The volunteer lifeboat crew launched the relief all-weather lifeboat The Lincolnshire Poacher and proceeded at full speed to the complex, navigating through the Gwynt-Y-Mor wind farm, reaching the location about an hour later. The support vessel had launched their daughter boat, and were using this to prevent the yacht getting any closer to the complex.
Once on scene, a lifeboat crew member was put on board, and the yacht was taken in tow back to Rhyl. The tow took about another two hours. By this time, the owner had been contacted, and had arrived at the station. He and his crew were taken to meet the lifeboat on the inshore lifeboat. Once on board, the owner then proceeded to start the yacht's engine, and after some checks, decided the vessel was fit to sail back to Deganwy marina.
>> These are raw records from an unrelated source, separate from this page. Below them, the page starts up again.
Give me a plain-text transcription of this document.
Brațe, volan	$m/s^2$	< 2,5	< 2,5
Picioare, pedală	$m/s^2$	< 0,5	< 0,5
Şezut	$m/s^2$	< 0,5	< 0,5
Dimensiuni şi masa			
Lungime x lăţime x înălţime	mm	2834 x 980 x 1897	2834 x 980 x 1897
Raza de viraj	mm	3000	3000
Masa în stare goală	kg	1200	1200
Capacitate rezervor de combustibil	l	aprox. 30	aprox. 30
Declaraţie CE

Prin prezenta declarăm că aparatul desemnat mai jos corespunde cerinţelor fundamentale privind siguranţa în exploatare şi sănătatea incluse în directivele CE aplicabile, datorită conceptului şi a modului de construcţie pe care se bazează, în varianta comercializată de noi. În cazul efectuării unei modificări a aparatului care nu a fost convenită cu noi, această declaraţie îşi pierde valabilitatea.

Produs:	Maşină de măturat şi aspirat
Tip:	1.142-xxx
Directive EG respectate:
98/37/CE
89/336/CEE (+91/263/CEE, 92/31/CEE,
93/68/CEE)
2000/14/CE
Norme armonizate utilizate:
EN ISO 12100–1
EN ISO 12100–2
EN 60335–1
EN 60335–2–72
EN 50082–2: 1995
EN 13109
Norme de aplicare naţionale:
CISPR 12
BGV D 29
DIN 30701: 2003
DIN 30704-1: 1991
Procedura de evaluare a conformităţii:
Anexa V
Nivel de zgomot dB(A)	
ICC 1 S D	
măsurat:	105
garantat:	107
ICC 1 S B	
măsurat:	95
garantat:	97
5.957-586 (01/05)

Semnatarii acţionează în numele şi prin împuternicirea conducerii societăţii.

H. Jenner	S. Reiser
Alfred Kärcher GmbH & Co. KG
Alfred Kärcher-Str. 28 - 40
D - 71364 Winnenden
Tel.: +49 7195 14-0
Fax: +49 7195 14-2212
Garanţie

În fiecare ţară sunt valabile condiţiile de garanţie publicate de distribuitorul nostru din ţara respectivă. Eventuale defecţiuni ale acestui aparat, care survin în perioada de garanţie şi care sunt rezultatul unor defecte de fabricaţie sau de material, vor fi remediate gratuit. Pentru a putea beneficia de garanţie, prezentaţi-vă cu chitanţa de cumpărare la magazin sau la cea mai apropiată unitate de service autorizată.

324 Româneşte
Once everything was checked, the lifeboats escorted the boat for a short while to make sure all was well, then returned to station by 5pm.
Rhyl RNLI lifeboat coxswain Martin Jones said: 'Although there were no casualties on the yacht, it could have been a different story if another vessel struck the yacht in the busy shipping lanes. As such, the boat was presenting a danger to shipping'.
He added : 'We are just glad to reunite the vessel with her owner'.
Key facts about the RNLI
The RNLI charity saves lives at sea. Its volunteers provide a 24-hour search and rescue service around the United Kingdom and Republic of Ireland coasts. The RNLI operates over 238 lifeboat stations in the UK and Ireland and, in a normal year, more than 240 lifeguard units on beaches around the UK and Channel Islands. The RNLI is independent of Coastguard and government and depends on voluntary donations and legacies to maintain its rescue service. Since the RNLI was founded in 1824, its lifeboat crews and lifeguards have saved over 142,700 lives.